Dans quelle mesure votre business model s’adapte-t-il aux nouvelles exigences écologiques ?
Nous suivons tout ce qui concerne les nouvelles énergies. Nous avons des projets de développement d’éoliennes flottantes mais cela coûtera cher car il faut construire la plateforme. Nous sommes attentifs également sur tout ce qui est hydrogène et sa transformation. Mais la quantité d’hydrogène nécessaire est telle que je n’y crois pas comme remplacement au fuel classique.
Ce qu’il faut faire - et la jeune génération l’a bien compris - c’est consommer moins. Il faut aussi davantage mettre l’accent sur l’isolation. Le monde industriel y arrivera.
Vous ne croyez donc pas à l’hydrogène qui est pourtant poussé par l’Europe ?
En effet, je n’y crois pas trop. C’est vrai que l’hydrogène est le plus beau produit qui existe. C’est le Graal puisque le déchet qu’il produit c’est… de l’eau.
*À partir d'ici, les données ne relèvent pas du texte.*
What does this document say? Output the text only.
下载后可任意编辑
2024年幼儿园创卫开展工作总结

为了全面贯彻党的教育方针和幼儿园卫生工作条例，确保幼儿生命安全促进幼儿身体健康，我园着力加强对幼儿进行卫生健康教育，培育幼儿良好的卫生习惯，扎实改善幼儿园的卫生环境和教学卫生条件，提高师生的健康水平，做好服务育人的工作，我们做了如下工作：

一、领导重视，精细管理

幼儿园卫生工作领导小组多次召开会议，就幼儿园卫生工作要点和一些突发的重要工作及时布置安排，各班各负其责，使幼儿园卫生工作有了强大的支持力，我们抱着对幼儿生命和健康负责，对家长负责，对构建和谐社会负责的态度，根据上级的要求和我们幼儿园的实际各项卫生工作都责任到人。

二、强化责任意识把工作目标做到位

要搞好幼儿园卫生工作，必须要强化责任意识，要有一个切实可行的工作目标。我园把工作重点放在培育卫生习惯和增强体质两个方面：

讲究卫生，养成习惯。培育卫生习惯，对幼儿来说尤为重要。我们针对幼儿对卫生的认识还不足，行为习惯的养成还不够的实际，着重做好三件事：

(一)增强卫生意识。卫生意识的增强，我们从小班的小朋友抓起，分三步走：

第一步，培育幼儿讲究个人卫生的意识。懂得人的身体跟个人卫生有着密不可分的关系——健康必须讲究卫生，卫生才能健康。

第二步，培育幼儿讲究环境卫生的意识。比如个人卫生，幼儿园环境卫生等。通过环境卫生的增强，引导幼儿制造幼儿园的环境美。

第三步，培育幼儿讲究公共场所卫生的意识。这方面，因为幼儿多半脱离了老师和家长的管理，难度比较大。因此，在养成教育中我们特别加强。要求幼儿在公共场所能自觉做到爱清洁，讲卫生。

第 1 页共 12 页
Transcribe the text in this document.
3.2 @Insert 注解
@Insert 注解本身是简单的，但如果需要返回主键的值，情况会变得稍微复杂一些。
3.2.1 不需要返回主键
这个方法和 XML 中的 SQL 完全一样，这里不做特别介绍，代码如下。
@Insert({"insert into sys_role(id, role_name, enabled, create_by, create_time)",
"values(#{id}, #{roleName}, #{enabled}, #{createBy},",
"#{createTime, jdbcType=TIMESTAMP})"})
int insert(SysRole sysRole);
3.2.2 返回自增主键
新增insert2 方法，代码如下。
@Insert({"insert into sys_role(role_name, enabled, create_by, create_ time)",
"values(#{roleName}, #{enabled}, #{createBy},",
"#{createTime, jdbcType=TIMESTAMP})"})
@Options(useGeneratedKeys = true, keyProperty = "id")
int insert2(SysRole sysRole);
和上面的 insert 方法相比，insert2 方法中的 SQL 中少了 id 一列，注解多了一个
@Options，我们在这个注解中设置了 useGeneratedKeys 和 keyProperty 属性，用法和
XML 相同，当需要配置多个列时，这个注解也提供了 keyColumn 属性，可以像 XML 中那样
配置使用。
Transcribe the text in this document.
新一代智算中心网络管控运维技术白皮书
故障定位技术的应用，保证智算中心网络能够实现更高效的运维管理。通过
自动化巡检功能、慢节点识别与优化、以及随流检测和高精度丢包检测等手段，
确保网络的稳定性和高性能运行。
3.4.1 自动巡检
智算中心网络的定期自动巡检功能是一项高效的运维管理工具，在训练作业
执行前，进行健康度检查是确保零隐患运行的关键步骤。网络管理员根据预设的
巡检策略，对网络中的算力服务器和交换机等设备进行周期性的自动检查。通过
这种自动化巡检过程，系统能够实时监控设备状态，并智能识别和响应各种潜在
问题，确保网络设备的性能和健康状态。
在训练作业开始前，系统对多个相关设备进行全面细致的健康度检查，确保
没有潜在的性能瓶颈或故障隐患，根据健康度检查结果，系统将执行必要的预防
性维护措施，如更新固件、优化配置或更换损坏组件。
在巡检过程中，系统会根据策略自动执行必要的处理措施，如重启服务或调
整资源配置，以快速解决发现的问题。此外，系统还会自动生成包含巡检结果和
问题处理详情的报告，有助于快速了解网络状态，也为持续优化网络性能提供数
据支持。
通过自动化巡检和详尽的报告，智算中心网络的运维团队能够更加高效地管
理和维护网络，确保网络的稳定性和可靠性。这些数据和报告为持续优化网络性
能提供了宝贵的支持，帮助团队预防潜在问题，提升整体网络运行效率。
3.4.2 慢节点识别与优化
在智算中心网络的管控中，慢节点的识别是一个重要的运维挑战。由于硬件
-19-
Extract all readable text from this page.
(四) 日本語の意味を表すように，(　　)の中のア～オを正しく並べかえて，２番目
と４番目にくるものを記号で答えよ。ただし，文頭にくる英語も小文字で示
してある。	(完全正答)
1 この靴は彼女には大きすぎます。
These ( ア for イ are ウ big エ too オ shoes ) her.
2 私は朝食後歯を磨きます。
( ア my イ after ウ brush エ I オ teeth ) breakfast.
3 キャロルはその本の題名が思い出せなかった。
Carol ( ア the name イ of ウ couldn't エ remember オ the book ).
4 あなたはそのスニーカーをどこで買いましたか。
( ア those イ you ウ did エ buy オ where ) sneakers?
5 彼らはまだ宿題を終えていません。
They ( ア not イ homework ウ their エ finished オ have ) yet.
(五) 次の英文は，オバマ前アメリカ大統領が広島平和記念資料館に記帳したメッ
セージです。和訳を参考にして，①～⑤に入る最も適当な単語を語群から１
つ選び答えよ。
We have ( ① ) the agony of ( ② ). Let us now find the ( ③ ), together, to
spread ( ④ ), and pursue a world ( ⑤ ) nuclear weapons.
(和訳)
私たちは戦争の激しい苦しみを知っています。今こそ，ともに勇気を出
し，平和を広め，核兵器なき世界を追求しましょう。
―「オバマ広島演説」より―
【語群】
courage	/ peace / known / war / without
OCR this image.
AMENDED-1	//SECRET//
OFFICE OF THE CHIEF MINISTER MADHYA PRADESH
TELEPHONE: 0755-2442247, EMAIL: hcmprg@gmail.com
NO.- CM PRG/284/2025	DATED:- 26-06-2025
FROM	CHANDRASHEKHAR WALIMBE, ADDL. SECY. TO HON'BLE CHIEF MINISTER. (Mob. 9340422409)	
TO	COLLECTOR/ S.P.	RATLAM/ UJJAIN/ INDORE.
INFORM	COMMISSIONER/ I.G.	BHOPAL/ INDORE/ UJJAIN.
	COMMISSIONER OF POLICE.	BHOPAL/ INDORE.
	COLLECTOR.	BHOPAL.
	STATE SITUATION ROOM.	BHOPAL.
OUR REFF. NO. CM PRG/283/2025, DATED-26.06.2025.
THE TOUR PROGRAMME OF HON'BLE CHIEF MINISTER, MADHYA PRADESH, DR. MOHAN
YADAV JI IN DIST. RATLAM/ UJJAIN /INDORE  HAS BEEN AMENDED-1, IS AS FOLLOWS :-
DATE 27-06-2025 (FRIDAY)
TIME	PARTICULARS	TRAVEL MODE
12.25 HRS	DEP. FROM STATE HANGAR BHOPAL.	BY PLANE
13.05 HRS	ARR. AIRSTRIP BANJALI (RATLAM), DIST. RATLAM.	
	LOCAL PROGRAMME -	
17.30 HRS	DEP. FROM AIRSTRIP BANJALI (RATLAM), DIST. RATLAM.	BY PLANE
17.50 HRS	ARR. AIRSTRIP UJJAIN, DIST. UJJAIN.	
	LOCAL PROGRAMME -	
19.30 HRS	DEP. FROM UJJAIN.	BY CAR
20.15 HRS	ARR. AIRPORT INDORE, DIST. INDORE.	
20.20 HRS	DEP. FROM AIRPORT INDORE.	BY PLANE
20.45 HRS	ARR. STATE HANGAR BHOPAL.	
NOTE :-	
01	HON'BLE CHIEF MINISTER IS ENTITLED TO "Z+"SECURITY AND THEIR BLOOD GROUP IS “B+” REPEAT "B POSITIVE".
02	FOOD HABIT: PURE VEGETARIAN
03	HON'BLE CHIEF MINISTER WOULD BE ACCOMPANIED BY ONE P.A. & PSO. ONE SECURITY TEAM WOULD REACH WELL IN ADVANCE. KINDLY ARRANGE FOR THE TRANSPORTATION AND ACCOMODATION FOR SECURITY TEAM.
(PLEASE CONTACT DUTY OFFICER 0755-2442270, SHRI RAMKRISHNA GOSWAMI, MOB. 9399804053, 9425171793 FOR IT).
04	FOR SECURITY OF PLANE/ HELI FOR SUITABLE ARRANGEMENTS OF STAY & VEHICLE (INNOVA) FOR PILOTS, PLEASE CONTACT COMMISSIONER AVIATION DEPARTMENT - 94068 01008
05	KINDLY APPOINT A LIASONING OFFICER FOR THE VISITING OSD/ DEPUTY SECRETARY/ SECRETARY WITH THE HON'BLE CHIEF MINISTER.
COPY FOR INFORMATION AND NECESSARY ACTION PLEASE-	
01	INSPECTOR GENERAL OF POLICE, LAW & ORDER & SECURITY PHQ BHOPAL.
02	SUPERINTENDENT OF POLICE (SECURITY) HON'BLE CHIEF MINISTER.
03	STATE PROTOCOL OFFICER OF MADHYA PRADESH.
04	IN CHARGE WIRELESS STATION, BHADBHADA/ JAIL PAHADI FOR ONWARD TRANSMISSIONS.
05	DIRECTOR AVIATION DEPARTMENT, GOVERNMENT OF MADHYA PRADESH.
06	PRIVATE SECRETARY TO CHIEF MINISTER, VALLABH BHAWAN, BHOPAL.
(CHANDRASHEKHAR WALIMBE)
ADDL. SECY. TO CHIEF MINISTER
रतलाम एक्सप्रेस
Mais pour se chauffer, cela coûte moins cher de brûler des sacs Hermès ou Louis Vuitton dans sa cheminée que d’utiliser de l’hydrogène !
Êtes-vous optimiste pour Exmar, après ces dernières années difficiles ?
En effet, j’ai connu les sept pires années de ma vie. La société a deux barges, représentant un demi-milliard d’euros d’investissement, dont les contrats ont été annulés. Une indemnité (de la part des contreparties qui ont annulé le contrat, NdlR) a été perçue - on parle de 200 millions de dollars - mais les deux barges sont toujours là avec les coûts que cela représente.
Aujourd’hui nous sommes très heureux d’avoir signé un contrat pour l’une d’entre elle. De plus, c’est un projet Benelux dans lequel une société belge, en l’occurrence Exmar, aide une société néerlandaise, Gasunie, pour l’approvisionnement de gaz en Europe de l’Ouest. Pour l’autre barge utilisée pour la liquéfaction, nous sommes en train de discuter avec d’éventuels partenaires pour un contrat à terme. Enfin, Exmar bénéficie tout de même de fondamentaux positifs, en particulier le très haut niveau du prix du gaz.